Мне понравилась открытость коллеги. Женщины, которых я успел повстречать на острове, были приветливыми, но отстраненными. Кокетство – да, физический контакт – ни в коем случае.

– Вы мужчина, – сказала она, улыбаясь.

– А не должен?

– «МакКелли» ассоциировалось у меня с женщиной, и потом у нас на отделении не бывает мужчин в работе с пациентками.

– Это проблема?

– Не для меня. Но общество у нас очень традиционное. Пройдемте?

Я пошел за Сави. Она вела меня длинными тропами и переходами. Территория Ангоды оказалась непомерно большой. Корпуса, корпуса. Милые лужайки, охрана и решетки на окнах.

– Как она? – спросил я.

– Ваша соотечественница?

Я кивнул.

Сави пожала плечами с легким смущением:

– Сейчас увидите.

Мы зашли в большой барак с бесконечной вереницей железных кроватей, тянущихся вдоль стен по обеим сторонам.

– Вот она, – врач указала рукой на койку в центре зала. На ней, поджав под себя ноги, лежала брюнетка с длинными и спутанными волосами, весившая не больше восьмидесяти восьми фунтов. Она постанывала, будто ребенок, баюкающий себя.

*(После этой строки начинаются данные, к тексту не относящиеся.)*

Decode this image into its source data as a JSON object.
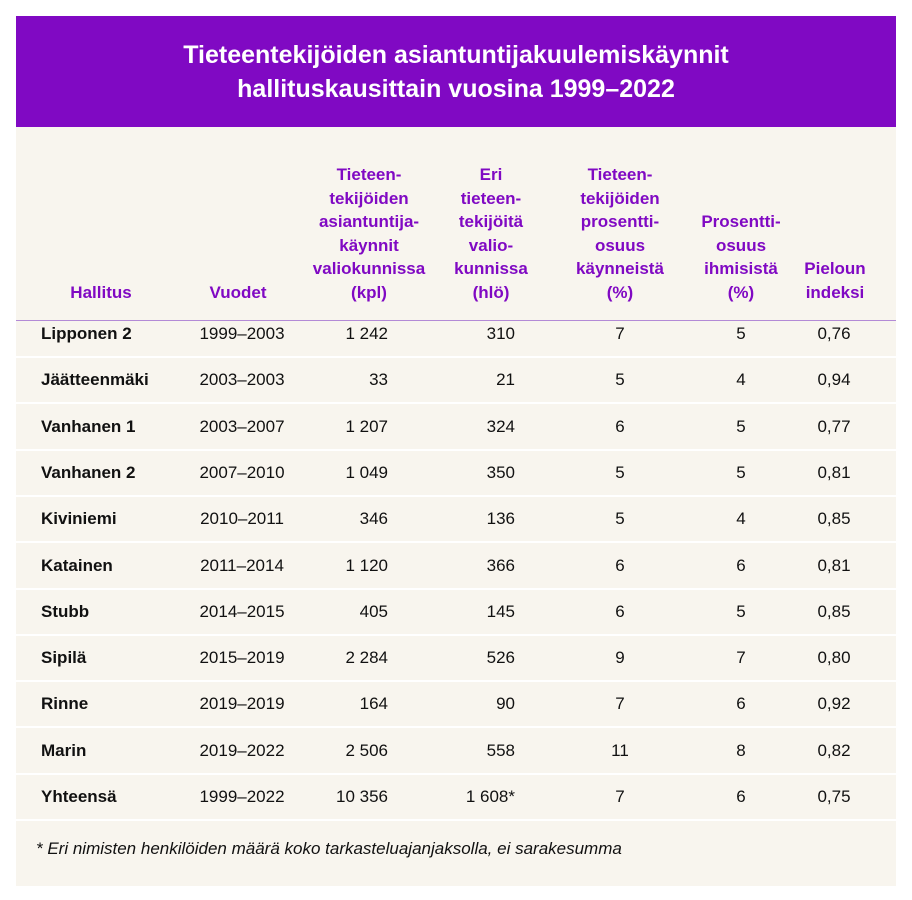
{
  "title": {
    "line1": "Tieteentekijöiden asiantuntijakuulemiskäynnit",
    "line2": "hallituskausittain vuosina 1999–2022"
  },
  "colors": {
    "accent": "#8009c3",
    "background": "#f8f5ee",
    "text": "#111111"
  },
  "headers": [
    [
      "Hallitus"
    ],
    [
      "Vuodet"
    ],
    [
      "Tieteen-",
      "tekijöiden",
      "asiantuntija-",
      "käynnit",
      "valiokunnissa",
      "(kpl)"
    ],
    [
      "Eri",
      "tieteen-",
      "tekijöitä",
      "valio-",
      "kunnissa",
      "(hlö)"
    ],
    [
      "Tieteen-",
      "tekijöiden",
      "prosentti-",
      "osuus",
      "käynneistä",
      "(%)"
    ],
    [
      "Prosentti-",
      "osuus",
      "ihmisistä",
      "(%)"
    ],
    [
      "Pieloun",
      "indeksi"
    ]
  ],
  "rows": [
    [
      "Lipponen 2",
      "1999–2003",
      "1 242",
      "310",
      "7",
      "5",
      "0,76"
    ],
    [
      "Jäätteenmäki",
      "2003–2003",
      "33",
      "21",
      "5",
      "4",
      "0,94"
    ],
    [
      "Vanhanen 1",
      "2003–2007",
      "1 207",
      "324",
      "6",
      "5",
      "0,77"
    ],
    [
      "Vanhanen 2",
      "2007–2010",
      "1 049",
      "350",
      "5",
      "5",
      "0,81"
    ],
    [
      "Kiviniemi",
      "2010–2011",
      "346",
      "136",
      "5",
      "4",
      "0,85"
    ],
    [
      "Katainen",
      "2011–2014",
      "1 120",
      "366",
      "6",
      "6",
      "0,81"
    ],
    [
      "Stubb",
      "2014–2015",
      "405",
      "145",
      "6",
      "5",
      "0,85"
    ],
    [
      "Sipilä",
      "2015–2019",
      "2 284",
      "526",
      "9",
      "7",
      "0,80"
    ],
    [
      "Rinne",
      "2019–2019",
      "164",
      "90",
      "7",
      "6",
      "0,92"
    ],
    [
      "Marin",
      "2019–2022",
      "2 506",
      "558",
      "11",
      "8",
      "0,82"
    ],
    [
      "Yhteensä",
      "1999–2022",
      "10 356",
      "1 608*",
      "7",
      "6",
      "0,75"
    ]
  ],
  "footnote": "* Eri nimisten henkilöiden määrä koko tarkasteluajanjaksolla, ei sarakesumma"
}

– Пациентка не ест, не пьет, непрерывно стонет. Ее сторонятся другие пациентки. Вот история болез-ни, – Сави Сенанаяке протянула мне серую картонную папку. – Ознакомьтесь.

– Хорошо, – кивнул я. – У меня будет кабинет, где я смогу терапевтировать пациентку?

– Да, для этого все готово, – кивнула Сави.

– Спасибо. Я почитаю ваши записи и выпью кофе, а потом вернусь на отделение, – сказал я.

– Я вас провожу и покажу, где кофе наименее мерзкий. – Сави начинала мне нравиться. Она понимала степень важности кофе во врачебной жизни.

– Только не ждите, что сможете найти на территории Ангоды капучино или двойной латте. – Кажется, доктор Сенанаяке немного флиртовала со мной.

– Где вы учились? – спросил я, пока мы шли бок о бок по узкой дорожке, заросшей мелкой поджаренной на солнце травой.

– В России. У них отличная психиатрия.

Я забыл, что потею и плавлюсь, как свеча. Принюхался к себе. Вроде ничего. Вытер набежавшие на лоб капли.

– Неожиданно. Россия. Морозы вас не пугали? – «Сейчас бы мороза», – мелькнула шальная мысль. Рубашка моя вымокла пятном Роршаха на спине.

– Пугали. Морозы и медведи. Но обошлось. – Сави улыбнулась.

Я представил ее со снежинками на ресницах и в ушанке со звездой на лбу, как у Шварценеггера в «Красной жаре». Это вызвало милый когнитивный диссонанс.

Мы остановились. Она указала рукой в сторону отдельно стоящего здания, около которого, как голуби на венецианской площади, толпились одетые в серое медсестрички. Увидев меня, те разом замолчали, по-птичьи повернули белые головки в накрахмаленных чепцах, а через секунду защебетали вновь.

– Вот тут, – сказала она, и, когда я уже пошел к кафетерию, Сави окликнула меня: – Будьте осторожны, доктор МакКелли.